In 1995, the American College of Rheumatology issued a statement saying that the evidence is compelling that implants did not cause systemic disease. The Harvard Nurses Epidemiologic Study was also published in the NEJM that year, and it also found no increased risk of disease in women with silicone implants. In January of 1997, the American Academy of Neurology reviewed the existing silicone implant studies and reported that "existing research shows no link between silicone breast implants and neurological disorders." In 1998, two large Scandinavian studies failed to show a link between silicone implants and neurological disease. In June of 1999, the Institute of Medicine releases a 400 page report prepared by an independent committee of 13 scientists. The report concluded that while silicone implants can cause localized problems (capsular contracture, breast scarring, etc), silicone implants did not cause any major diseases.

Fast forward to November 2006. The FDA approved Allergan and Mentor's PMAs for silicone-gel filled breast implants. This was the first time silicone gel implants were available for augmentation, in addition to reconstruction and revision, since the moratorium was established in 1992. As conditions of approval, each manufacturer was required to conduct 6 post-approval studies to further characterize the safety and effectiveness of their silicone gel breast implants, and to answer scientific questions that the premarket clinical trials were not designed to answer.3

Today, we have a whole new generation of silicone gel breast implants known commonly as gummy bear breast implants, "gummies", form-stable silicone gel breast implants, and cohesive gel breast implants. These implants are significantly different from the silicone implants initially marked in the 60's. Today's silicone is cohesive, meaning that in the event of a rupture, the silicone gel stays within the breast implant shell. The cohesiveness of today's gel implants varies depending on the implant. Form-stable, or "gummy bear breast implants" are actually semi-sold, but feel soft and natural. All silicone gel implants that are not "form-stable" are still cohesive, just to a lesser degree.

What about gel bleed through the implant shell?

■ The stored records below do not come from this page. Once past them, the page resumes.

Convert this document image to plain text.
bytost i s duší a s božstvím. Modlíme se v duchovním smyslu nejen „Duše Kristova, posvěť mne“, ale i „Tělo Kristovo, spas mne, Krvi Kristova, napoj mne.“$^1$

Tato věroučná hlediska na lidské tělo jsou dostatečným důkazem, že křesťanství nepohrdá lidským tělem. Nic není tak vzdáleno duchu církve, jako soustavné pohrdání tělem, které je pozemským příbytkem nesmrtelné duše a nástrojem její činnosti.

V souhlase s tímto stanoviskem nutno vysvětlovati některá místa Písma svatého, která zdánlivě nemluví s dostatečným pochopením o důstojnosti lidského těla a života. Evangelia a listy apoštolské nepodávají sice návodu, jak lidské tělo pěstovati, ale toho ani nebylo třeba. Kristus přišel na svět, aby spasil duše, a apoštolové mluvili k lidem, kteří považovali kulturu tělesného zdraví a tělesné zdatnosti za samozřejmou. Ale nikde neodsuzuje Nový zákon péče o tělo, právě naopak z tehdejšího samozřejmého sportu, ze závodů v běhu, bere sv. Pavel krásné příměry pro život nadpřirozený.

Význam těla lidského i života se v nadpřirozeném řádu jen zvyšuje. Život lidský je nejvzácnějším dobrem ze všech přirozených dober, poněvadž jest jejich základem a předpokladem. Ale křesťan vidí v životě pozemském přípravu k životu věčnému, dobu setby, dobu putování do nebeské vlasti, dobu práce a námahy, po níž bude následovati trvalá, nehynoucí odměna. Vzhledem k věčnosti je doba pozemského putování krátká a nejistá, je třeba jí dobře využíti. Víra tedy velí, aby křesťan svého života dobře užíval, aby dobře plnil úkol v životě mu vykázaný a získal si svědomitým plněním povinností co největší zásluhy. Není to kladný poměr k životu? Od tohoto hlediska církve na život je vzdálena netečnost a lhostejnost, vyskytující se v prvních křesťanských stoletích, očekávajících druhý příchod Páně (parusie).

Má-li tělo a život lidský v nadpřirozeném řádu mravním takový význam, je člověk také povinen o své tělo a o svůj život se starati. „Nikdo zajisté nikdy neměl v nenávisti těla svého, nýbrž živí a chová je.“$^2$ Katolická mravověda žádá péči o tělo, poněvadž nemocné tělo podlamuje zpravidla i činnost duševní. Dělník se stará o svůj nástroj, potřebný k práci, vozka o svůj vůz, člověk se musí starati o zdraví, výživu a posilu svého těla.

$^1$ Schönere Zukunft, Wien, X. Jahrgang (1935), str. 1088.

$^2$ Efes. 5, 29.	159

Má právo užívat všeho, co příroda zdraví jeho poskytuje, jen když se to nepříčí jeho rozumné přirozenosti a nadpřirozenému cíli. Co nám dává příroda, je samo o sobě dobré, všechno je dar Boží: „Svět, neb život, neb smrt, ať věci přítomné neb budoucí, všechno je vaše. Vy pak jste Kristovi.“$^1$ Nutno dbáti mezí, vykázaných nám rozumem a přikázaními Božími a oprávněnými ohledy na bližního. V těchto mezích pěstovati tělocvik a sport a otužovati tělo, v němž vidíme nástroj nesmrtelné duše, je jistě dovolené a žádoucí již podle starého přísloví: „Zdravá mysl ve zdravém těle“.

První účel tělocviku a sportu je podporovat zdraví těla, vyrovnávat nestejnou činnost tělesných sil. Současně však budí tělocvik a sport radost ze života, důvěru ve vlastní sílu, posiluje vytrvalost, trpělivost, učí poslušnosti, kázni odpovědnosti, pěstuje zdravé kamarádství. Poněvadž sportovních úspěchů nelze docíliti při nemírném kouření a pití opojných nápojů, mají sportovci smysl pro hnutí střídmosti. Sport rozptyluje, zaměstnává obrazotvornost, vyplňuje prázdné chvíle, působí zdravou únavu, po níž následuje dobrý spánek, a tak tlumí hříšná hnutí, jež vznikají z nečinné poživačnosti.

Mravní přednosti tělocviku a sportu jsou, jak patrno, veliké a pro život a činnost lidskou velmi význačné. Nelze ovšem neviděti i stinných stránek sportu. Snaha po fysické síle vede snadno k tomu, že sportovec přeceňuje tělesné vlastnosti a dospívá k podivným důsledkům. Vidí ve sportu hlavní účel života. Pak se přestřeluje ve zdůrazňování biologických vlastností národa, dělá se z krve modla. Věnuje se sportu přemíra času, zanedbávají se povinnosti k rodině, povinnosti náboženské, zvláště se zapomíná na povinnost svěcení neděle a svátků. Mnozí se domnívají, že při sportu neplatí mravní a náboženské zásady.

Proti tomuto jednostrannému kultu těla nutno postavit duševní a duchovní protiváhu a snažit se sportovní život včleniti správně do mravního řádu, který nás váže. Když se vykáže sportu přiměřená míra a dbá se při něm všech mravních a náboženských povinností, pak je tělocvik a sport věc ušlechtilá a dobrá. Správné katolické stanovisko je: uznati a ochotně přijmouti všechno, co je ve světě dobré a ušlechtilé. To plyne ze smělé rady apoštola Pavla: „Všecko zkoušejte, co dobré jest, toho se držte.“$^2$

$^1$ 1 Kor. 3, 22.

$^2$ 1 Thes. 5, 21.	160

Minute amounts of silicone can bleed through the shell. The days of massive gel bleed are long gone. Back in the 1970's, silicone implants bled quite a bit. These older implants feel slimy when held in hand. This is due to silicone oil bleeding through the implant shell. Silicone gel breast implants, all types of them, have come a remarkably long way in the decades past three decades.

Mentor performed a laboratory test to analyze the silicones and platinum (used in the manufacturing process), which may bleed out of intact implants into the body. The test method was developed to represent, as closely as possible, conditions in the body surrounding an intact implant. The results indicate that only the LMW silicones and platinum bled into the serum in measurable quantities. In total, 4.7 micrograms of these three low-molecular weight (LMW) silicones were detected. Platinum levels measured at 4.1 micrograms by 60 days, by which time an equilibrium level was reached and no more platinum was extracted from the device. Over 99% of the LMW silicones and platinum stayed in the implant. The overall body of available evidence supports that the extremely low level of gel bleed is of no clinical consequence.

 

1. Brody, Gary. "Silicone Breast Implant Safety and Efficacy. Medscape.
2. "FDA Approves Silicone Gel-Filled Breast Implants After In-Depth Evaluation.
3. "Breast Implant Chronology | Breast Implants on Trial." Frontline. PBS.